One thing I’ve learned from the mortgage and lending crisis — you can’t be too familiar with the terms and conditions of your loans, investments, and credit cards.
Now that we’re facing a credit crisis, it’s more important than ever that you’re familiar with the policies of your lenders and investment firms as some institutions are making changes to their policies.
Take some time this month to educate yourself on where your money is really going and whether you’re getting the best deal.
- How much interest are you earning on your savings and checking accounts? What are your options for increasing your interest rate? (Consider moving your savings to ING Direct for a 2.5% interest rate.)
- Are you paying monthly fees for your accounts? If so, it’s probably time to switch banks. There are many banks that offer completely fee-free accounts.
- How much do you pay for ATM fees and other transactions? You may be surprised to find out how much you’ve been spending on certain transactions.
- Is your account still open? Some credit card lenders have started closing dormant accounts, so if it’s been a while since you used your card, check and make sure it hasn’t been closed due to inactivity.
- What is your interest rate? This may have recently changed, so check your statement or call for the most current information.
- What is your credit limit? It also may have recently changed, so make sure you know exactly how much it is. A lower credit limit can affect your credit score.
- How much are you paying per transaction? If your fees are high, consider investing in lump sums less frequently to make the most of your fees.
- If you’re paying high fees, consider moving your investments to no-load mutual funds through discount brokers or investment firms.
- Take some time to check out the prospectus report for your investments. Is it time to change your portfolio?
- How much time do you have until retirement? If you’re planning on retiring in 5 years or less, it’s time to move your investments out of the stock market and into low-risk bonds. If you’re young, now is a great time for stock market investments because prices are low and you have plenty of time for the market to rebound from its current state.
Mortgages and other loans
- Are you eligible for refinancing or consolidation?

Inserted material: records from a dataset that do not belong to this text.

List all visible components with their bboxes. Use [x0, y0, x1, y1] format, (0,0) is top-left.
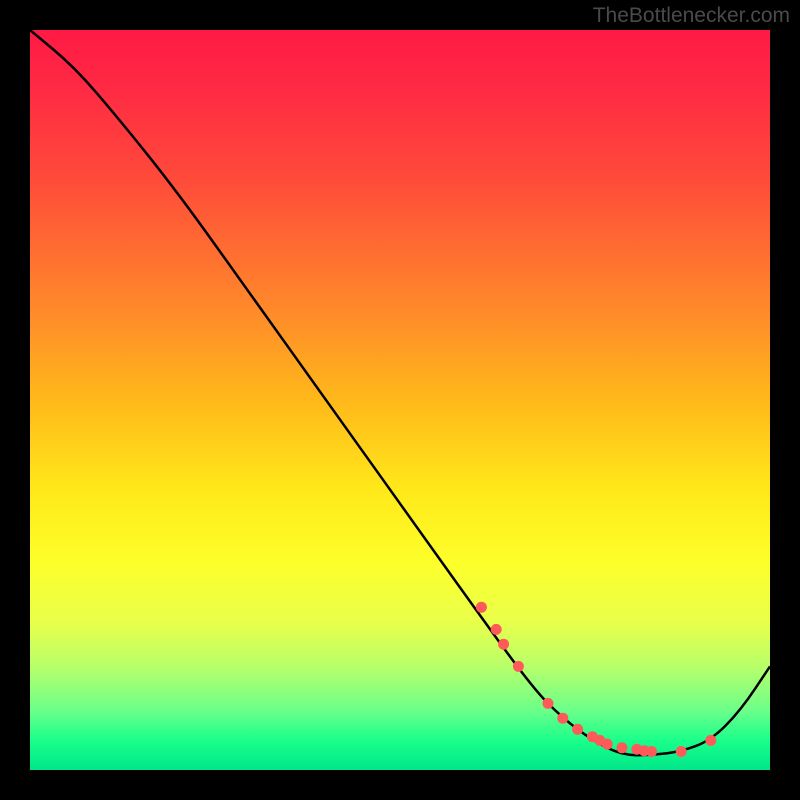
data-marker: [617, 742, 628, 753]
chart-svg: [30, 30, 770, 770]
data-marker: [543, 698, 554, 709]
data-marker: [513, 661, 524, 672]
data-marker: [705, 735, 716, 746]
data-marker: [646, 746, 657, 757]
data-markers: [476, 602, 716, 757]
data-marker: [676, 746, 687, 757]
attribution-text: TheBottlenecker.com: [593, 4, 790, 28]
data-marker: [572, 724, 583, 735]
data-marker: [498, 639, 509, 650]
data-marker: [557, 713, 568, 724]
data-marker: [491, 624, 502, 635]
data-marker: [602, 739, 613, 750]
data-marker: [476, 602, 487, 613]
curve-line: [30, 30, 770, 755]
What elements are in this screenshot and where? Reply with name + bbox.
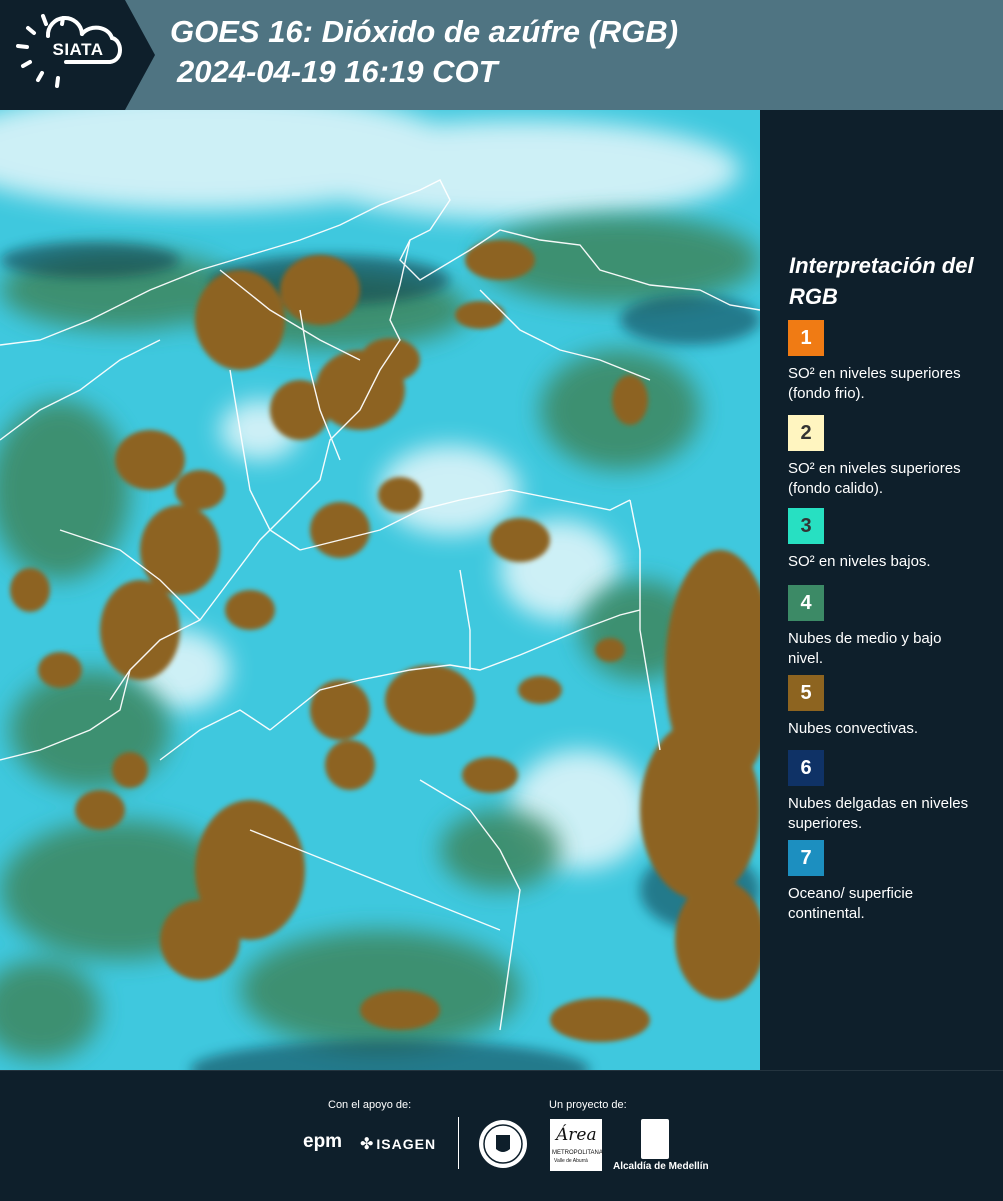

If your credit is good, now might be a good time to consider refinancing for a lower interest rate.
It can be a pain to track down this information, but it’s worth it to know where you stand. Not only is it important to know where your money is going, but it’ll give you a chance to determine if you’re getting the best rates, fees, etc. As long as the market continues to fluctuate, I suggest you take stock of your finances every 3 months to make sure nothing has changed.